Que l’homme qui prononça le discours fondateur du 9 mai fût si précocement parfaitement conscient de la tragédie qui touchait le peuple Juif, l’extermination (et non pas seulement les persécutions dont on pouvait s’aviser dès 1933), voilà une information qui donne tout son sens à l’objectif de réconciliation qui était celui du discours. Se réconcilier avec l’Allemagne, ce n’est pas oublier, mais préserver l’Europe de l’inhumanité, celle de la revanche.
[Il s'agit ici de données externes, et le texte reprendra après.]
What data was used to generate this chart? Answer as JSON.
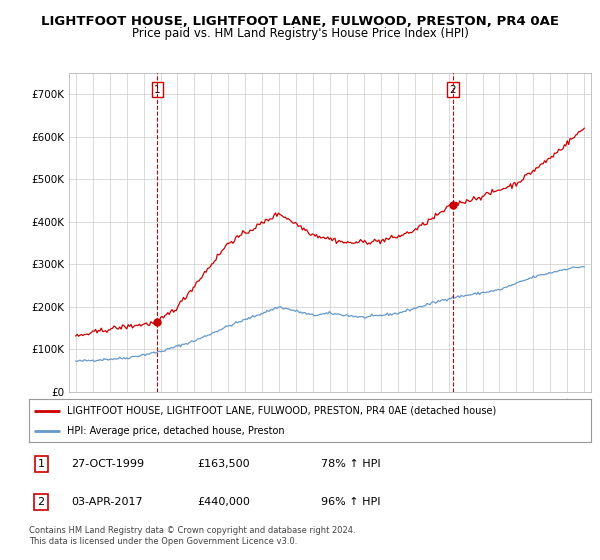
{
  "title": "LIGHTFOOT HOUSE, LIGHTFOOT LANE, FULWOOD, PRESTON, PR4 0AE",
  "subtitle": "Price paid vs. HM Land Registry's House Price Index (HPI)",
  "title_fontsize": 9.5,
  "subtitle_fontsize": 8.5,
  "ylim": [
    0,
    750000
  ],
  "yticks": [
    0,
    100000,
    200000,
    300000,
    400000,
    500000,
    600000,
    700000
  ],
  "ytick_labels": [
    "£0",
    "£100K",
    "£200K",
    "£300K",
    "£400K",
    "£500K",
    "£600K",
    "£700K"
  ],
  "xlim_start": 1994.6,
  "xlim_end": 2025.4,
  "xticks": [
    1995,
    1996,
    1997,
    1998,
    1999,
    2000,
    2001,
    2002,
    2003,
    2004,
    2005,
    2006,
    2007,
    2008,
    2009,
    2010,
    2011,
    2012,
    2013,
    2014,
    2015,
    2016,
    2017,
    2018,
    2019,
    2020,
    2021,
    2022,
    2023,
    2024,
    2025
  ],
  "red_line_color": "#cc0000",
  "blue_line_color": "#6699cc",
  "grid_color": "#cccccc",
  "background_color": "#ffffff",
  "sale1_x": 1999.82,
  "sale1_y": 163500,
  "sale1_label": "1",
  "sale1_vline_x": 1999.82,
  "sale2_x": 2017.25,
  "sale2_y": 440000,
  "sale2_label": "2",
  "sale2_vline_x": 2017.25,
  "legend_red_label": "LIGHTFOOT HOUSE, LIGHTFOOT LANE, FULWOOD, PRESTON, PR4 0AE (detached house)",
  "legend_blue_label": "HPI: Average price, detached house, Preston",
  "table_data": [
    [
      "1",
      "27-OCT-1999",
      "£163,500",
      "78% ↑ HPI"
    ],
    [
      "2",
      "03-APR-2017",
      "£440,000",
      "96% ↑ HPI"
    ]
  ],
  "footnote": "Contains HM Land Registry data © Crown copyright and database right 2024.\nThis data is licensed under the Open Government Licence v3.0."
}
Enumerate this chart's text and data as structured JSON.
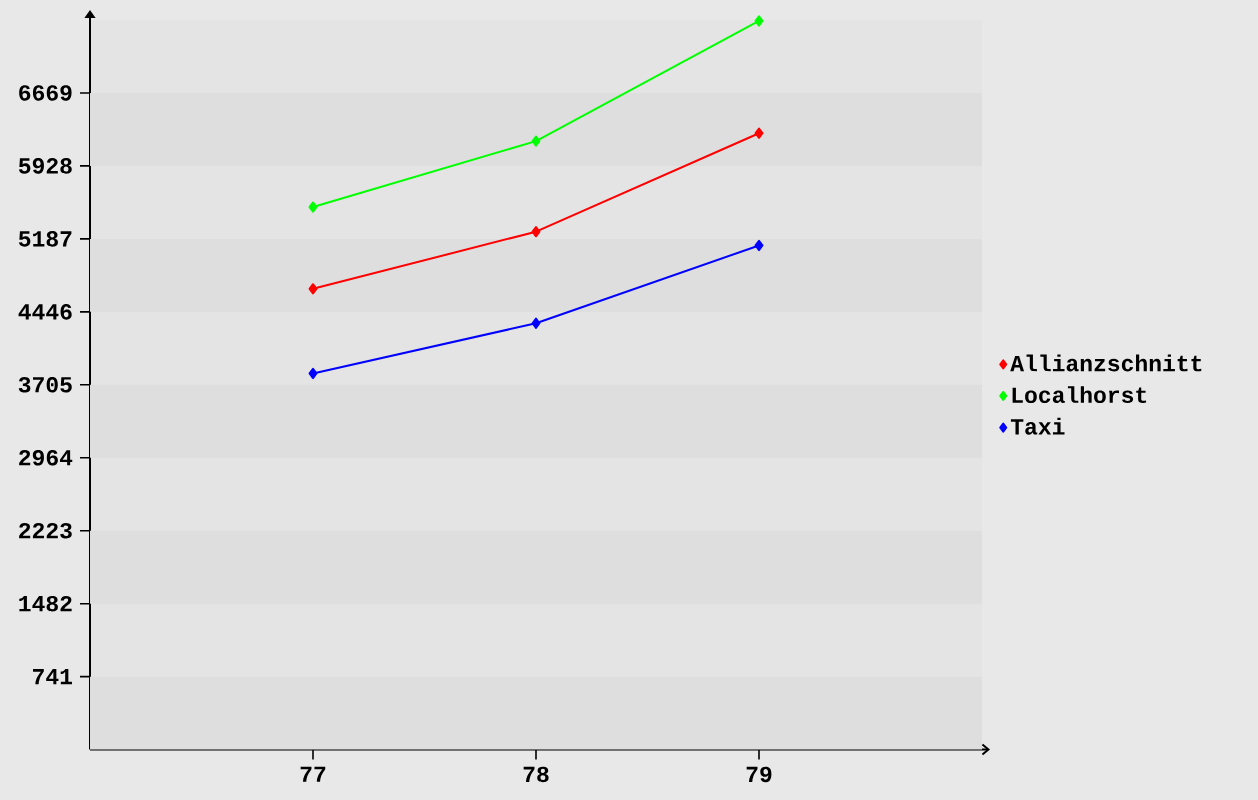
{
  "chart_data": {
    "type": "line",
    "categories": [
      "77",
      "78",
      "79"
    ],
    "series": [
      {
        "name": "Allianzschnitt",
        "color": "#ff0000",
        "values": [
          4680,
          5260,
          6260
        ]
      },
      {
        "name": "Localhorst",
        "color": "#00ff00",
        "values": [
          5510,
          6180,
          7400
        ]
      },
      {
        "name": "Taxi",
        "color": "#0000ff",
        "values": [
          3820,
          4330,
          5120
        ]
      }
    ],
    "ylim": [
      0,
      7410
    ],
    "yticks": [
      741,
      1482,
      2223,
      2964,
      3705,
      4446,
      5187,
      5928,
      6669
    ],
    "bands": [
      {
        "axis": "y",
        "from": 0,
        "to": 741,
        "color": "#dedede"
      },
      {
        "axis": "y",
        "from": 1482,
        "to": 2223,
        "color": "#dedede"
      },
      {
        "axis": "y",
        "from": 2964,
        "to": 3705,
        "color": "#dedede"
      },
      {
        "axis": "y",
        "from": 4446,
        "to": 5187,
        "color": "#dedede"
      },
      {
        "axis": "y",
        "from": 5928,
        "to": 6669,
        "color": "#dedede"
      }
    ],
    "legend": "right",
    "marker": "diamond"
  }
}
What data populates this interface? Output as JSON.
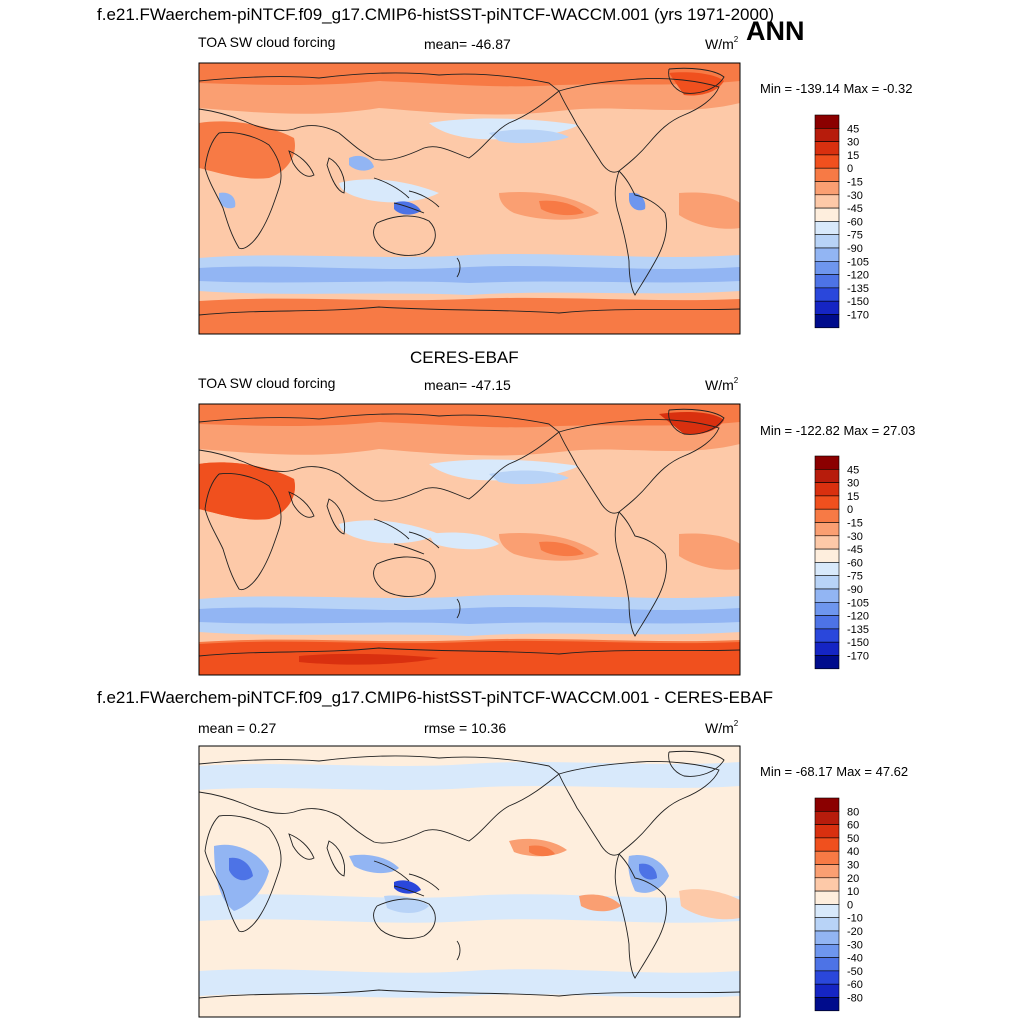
{
  "season": "ANN",
  "units": "W/m",
  "units_sup": "2",
  "panel_top": {
    "title": "f.e21.FWaerchem-piNTCF.f09_g17.CMIP6-histSST-piNTCF-WACCM.001 (yrs 1971-2000)",
    "variable": "TOA SW cloud forcing",
    "mean_text": "mean= -46.87",
    "minmax_text": "Min = -139.14 Max =  -0.32"
  },
  "panel_mid": {
    "title": "CERES-EBAF",
    "variable": "TOA SW cloud forcing",
    "mean_text": "mean= -47.15",
    "minmax_text": "Min = -122.82 Max =  27.03"
  },
  "panel_bot": {
    "title": "f.e21.FWaerchem-piNTCF.f09_g17.CMIP6-histSST-piNTCF-WACCM.001 - CERES-EBAF",
    "mean_text": "mean =   0.27",
    "rmse_text": "rmse =  10.36",
    "minmax_text": "Min = -68.17 Max =  47.62"
  },
  "colorbar_field": {
    "labels": [
      "45",
      "30",
      "15",
      "0",
      "-15",
      "-30",
      "-45",
      "-60",
      "-75",
      "-90",
      "-105",
      "-120",
      "-135",
      "-150",
      "-170"
    ],
    "colors": [
      "#8b0000",
      "#b71c0c",
      "#d9300f",
      "#f0501e",
      "#f77a45",
      "#fa9f72",
      "#fdc9a8",
      "#feeedd",
      "#d8e9fb",
      "#b8d3f7",
      "#92b5f3",
      "#6e96ee",
      "#4d73e6",
      "#2a47db",
      "#1525c4",
      "#000c8c"
    ]
  },
  "colorbar_diff": {
    "labels": [
      "80",
      "60",
      "50",
      "40",
      "30",
      "20",
      "10",
      "0",
      "-10",
      "-20",
      "-30",
      "-40",
      "-50",
      "-60",
      "-80"
    ],
    "colors": [
      "#8b0000",
      "#b71c0c",
      "#d9300f",
      "#f0501e",
      "#f77a45",
      "#fa9f72",
      "#fdc9a8",
      "#feeedd",
      "#d8e9fb",
      "#b8d3f7",
      "#92b5f3",
      "#6e96ee",
      "#4d73e6",
      "#2a47db",
      "#1525c4",
      "#000c8c"
    ]
  }
}
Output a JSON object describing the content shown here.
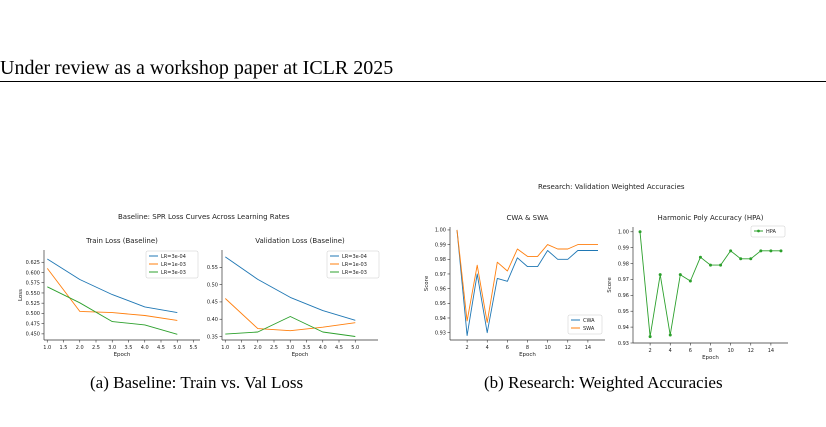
{
  "header": {
    "title": "Under review as a workshop paper at ICLR 2025"
  },
  "figures": {
    "a": {
      "suptitle": "Baseline: SPR Loss Curves Across Learning Rates",
      "caption": "(a)  Baseline: Train vs. Val Loss"
    },
    "b": {
      "suptitle": "Research: Validation Weighted Accuracies",
      "caption": "(b)  Research: Weighted Accuracies"
    }
  },
  "chart_data": [
    {
      "id": "train-loss",
      "type": "line",
      "title": "Train Loss (Baseline)",
      "xlabel": "Epoch",
      "ylabel": "Loss",
      "xlim": [
        0.9,
        5.7
      ],
      "ylim": [
        0.435,
        0.655
      ],
      "xticks": [
        1.0,
        1.5,
        2.0,
        2.5,
        3.0,
        3.5,
        4.0,
        4.5,
        5.0,
        5.5
      ],
      "xtick_labels": [
        "1.0",
        "1.5",
        "2.0",
        "2.5",
        "3.0",
        "3.5",
        "4.0",
        "4.5",
        "5.0",
        "5.5"
      ],
      "yticks": [
        0.45,
        0.475,
        0.5,
        0.525,
        0.55,
        0.575,
        0.6,
        0.625
      ],
      "ytick_labels": [
        "0.450",
        "0.475",
        "0.500",
        "0.525",
        "0.550",
        "0.575",
        "0.600",
        "0.625"
      ],
      "legend": "top-right",
      "grid": false,
      "series": [
        {
          "name": "LR=3e-04",
          "color": "#1f77b4",
          "x": [
            1,
            2,
            3,
            4,
            5
          ],
          "y": [
            0.633,
            0.583,
            0.546,
            0.516,
            0.502
          ]
        },
        {
          "name": "LR=1e-03",
          "color": "#ff7f0e",
          "x": [
            1,
            2,
            3,
            4,
            5
          ],
          "y": [
            0.61,
            0.505,
            0.502,
            0.495,
            0.483
          ]
        },
        {
          "name": "LR=3e-03",
          "color": "#2ca02c",
          "x": [
            1,
            2,
            3,
            4,
            5
          ],
          "y": [
            0.565,
            0.526,
            0.48,
            0.472,
            0.449
          ]
        }
      ]
    },
    {
      "id": "val-loss",
      "type": "line",
      "title": "Validation Loss (Baseline)",
      "xlabel": "Epoch",
      "ylabel": "Loss",
      "xlim": [
        0.9,
        5.7
      ],
      "ylim": [
        0.34,
        0.6
      ],
      "xticks": [
        1.0,
        1.5,
        2.0,
        2.5,
        3.0,
        3.5,
        4.0,
        4.5,
        5.0
      ],
      "xtick_labels": [
        "1.0",
        "1.5",
        "2.0",
        "2.5",
        "3.0",
        "3.5",
        "4.0",
        "4.5",
        "5.0"
      ],
      "yticks": [
        0.35,
        0.4,
        0.45,
        0.5,
        0.55
      ],
      "ytick_labels": [
        "0.35",
        "0.40",
        "0.45",
        "0.50",
        "0.55"
      ],
      "legend": "top-right",
      "grid": false,
      "series": [
        {
          "name": "LR=3e-04",
          "color": "#1f77b4",
          "x": [
            1,
            2,
            3,
            4,
            5
          ],
          "y": [
            0.58,
            0.515,
            0.463,
            0.425,
            0.397
          ]
        },
        {
          "name": "LR=1e-03",
          "color": "#ff7f0e",
          "x": [
            1,
            2,
            3,
            4,
            5
          ],
          "y": [
            0.46,
            0.373,
            0.367,
            0.377,
            0.39
          ]
        },
        {
          "name": "LR=3e-03",
          "color": "#2ca02c",
          "x": [
            1,
            2,
            3,
            4,
            5
          ],
          "y": [
            0.357,
            0.363,
            0.408,
            0.363,
            0.35
          ]
        }
      ]
    },
    {
      "id": "cwa-swa",
      "type": "line",
      "title": "CWA & SWA",
      "xlabel": "Epoch",
      "ylabel": "Score",
      "xlim": [
        0.3,
        15.7
      ],
      "ylim": [
        0.925,
        1.002
      ],
      "xticks": [
        2,
        4,
        6,
        8,
        10,
        12,
        14
      ],
      "xtick_labels": [
        "2",
        "4",
        "6",
        "8",
        "10",
        "12",
        "14"
      ],
      "yticks": [
        0.93,
        0.94,
        0.95,
        0.96,
        0.97,
        0.98,
        0.99,
        1.0
      ],
      "ytick_labels": [
        "0.93",
        "0.94",
        "0.95",
        "0.96",
        "0.97",
        "0.98",
        "0.99",
        "1.00"
      ],
      "legend": "bottom-right",
      "grid": false,
      "series": [
        {
          "name": "CWA",
          "color": "#1f77b4",
          "x": [
            1,
            2,
            3,
            4,
            5,
            6,
            7,
            8,
            9,
            10,
            11,
            12,
            13,
            14,
            15
          ],
          "y": [
            1.0,
            0.928,
            0.97,
            0.93,
            0.967,
            0.965,
            0.981,
            0.975,
            0.975,
            0.986,
            0.98,
            0.98,
            0.986,
            0.986,
            0.986
          ]
        },
        {
          "name": "SWA",
          "color": "#ff7f0e",
          "x": [
            1,
            2,
            3,
            4,
            5,
            6,
            7,
            8,
            9,
            10,
            11,
            12,
            13,
            14,
            15
          ],
          "y": [
            1.0,
            0.938,
            0.976,
            0.937,
            0.978,
            0.972,
            0.987,
            0.982,
            0.982,
            0.99,
            0.987,
            0.987,
            0.99,
            0.99,
            0.99
          ]
        }
      ]
    },
    {
      "id": "hpa",
      "type": "line",
      "title": "Harmonic Poly Accuracy (HPA)",
      "xlabel": "Epoch",
      "ylabel": "Score",
      "xlim": [
        0.3,
        15.7
      ],
      "ylim": [
        0.93,
        1.003
      ],
      "xticks": [
        2,
        4,
        6,
        8,
        10,
        12,
        14
      ],
      "xtick_labels": [
        "2",
        "4",
        "6",
        "8",
        "10",
        "12",
        "14"
      ],
      "yticks": [
        0.93,
        0.94,
        0.95,
        0.96,
        0.97,
        0.98,
        0.99,
        1.0
      ],
      "ytick_labels": [
        "0.93",
        "0.94",
        "0.95",
        "0.96",
        "0.97",
        "0.98",
        "0.99",
        "1.00"
      ],
      "legend": "top-right",
      "grid": false,
      "series": [
        {
          "name": "HPA",
          "color": "#2ca02c",
          "marker": "o",
          "x": [
            1,
            2,
            3,
            4,
            5,
            6,
            7,
            8,
            9,
            10,
            11,
            12,
            13,
            14,
            15
          ],
          "y": [
            1.0,
            0.934,
            0.973,
            0.935,
            0.973,
            0.969,
            0.984,
            0.979,
            0.979,
            0.988,
            0.983,
            0.983,
            0.988,
            0.988,
            0.988
          ]
        }
      ]
    }
  ]
}
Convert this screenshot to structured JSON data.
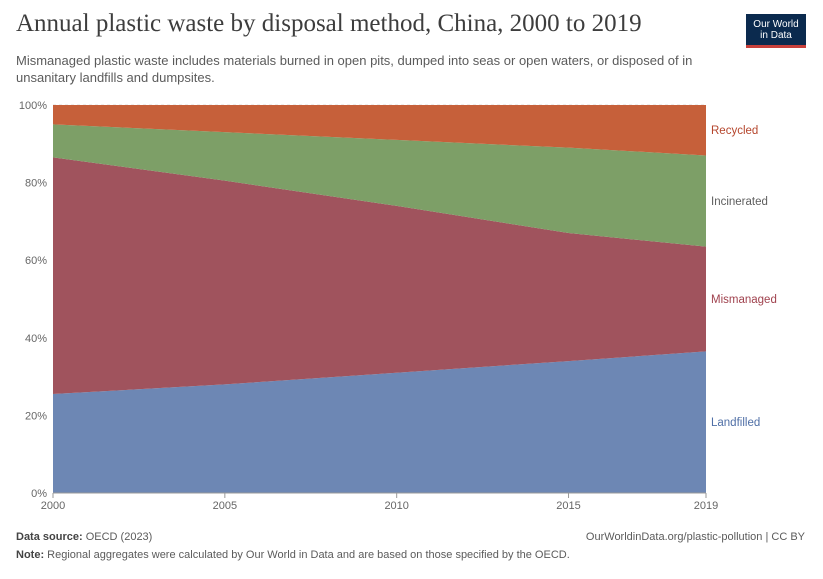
{
  "header": {
    "title": "Annual plastic waste by disposal method, China, 2000 to 2019",
    "subtitle": "Mismanaged plastic waste includes materials burned in open pits, dumped into seas or open waters, or disposed of in unsanitary landfills and dumpsites.",
    "logo_line1": "Our World",
    "logo_line2": "in Data"
  },
  "footer": {
    "source_label": "Data source:",
    "source_value": "OECD (2023)",
    "url": "OurWorldinData.org/plastic-pollution | CC BY",
    "note_label": "Note:",
    "note_value": "Regional aggregates were calculated by Our World in Data and are based on those specified by the OECD."
  },
  "chart_data": {
    "type": "area",
    "stacked": true,
    "relative": true,
    "x": [
      2000,
      2005,
      2010,
      2015,
      2019
    ],
    "xticks": [
      "2000",
      "2005",
      "2010",
      "2015",
      "2019"
    ],
    "yticks": [
      "0%",
      "20%",
      "40%",
      "60%",
      "80%",
      "100%"
    ],
    "ylim": [
      0,
      100
    ],
    "series": [
      {
        "name": "Landfilled",
        "color": "#6d87b4",
        "values": [
          25.5,
          28,
          31,
          34,
          36.5
        ]
      },
      {
        "name": "Mismanaged",
        "color": "#a0535d",
        "values": [
          61,
          52.5,
          43,
          33,
          27
        ]
      },
      {
        "name": "Incinerated",
        "color": "#7d9f67",
        "values": [
          8.5,
          12.5,
          17,
          22,
          23.5
        ]
      },
      {
        "name": "Recycled",
        "color": "#c6603a",
        "values": [
          5,
          7,
          9,
          11,
          13
        ]
      }
    ],
    "label_colors": {
      "Landfilled": "#4f6fa6",
      "Mismanaged": "#a0424e",
      "Incinerated": "#5e5e5e",
      "Recycled": "#b5462d"
    }
  }
}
On sait que la rhétorique hitlérienne reposait sur le traité de Versailles et l’humiliation subie alors par l’Allemagne. En investissant le plan économique pour reconstruire une amitié durable, Schuman rusait : les intérêts bien compris seraient un socle plus solide que la croyance dans la bonté humaine, croyance ébranlée dès 1942, lorsqu’il rapportait les atrocités de l’extermination « par balles » au Père Basset.
Cependant, le grand chrétien qu’était Schuman ne pouvait aussi que croire dans cette bonté, espérer dans l’avenir, dans l’homme. J’ai vu la réalisation de cet espoir dans ce regard d’étudiant sur le camp d’Auschwitz. En le croisant à celui, incroyablement précoce, de Schuman sur les prémisses de l’extermination, on saisit à quel point l’Europe est encore hantée par cette mémoire, et à quel point elle doit l’affronter, la faire sienne, la questionner inlassablement, sans oublier de construire, et sans l’oublier. Au contraire, elle doit répondre à cette mémoire, et c’est en lui répondant qu’elle en répondra.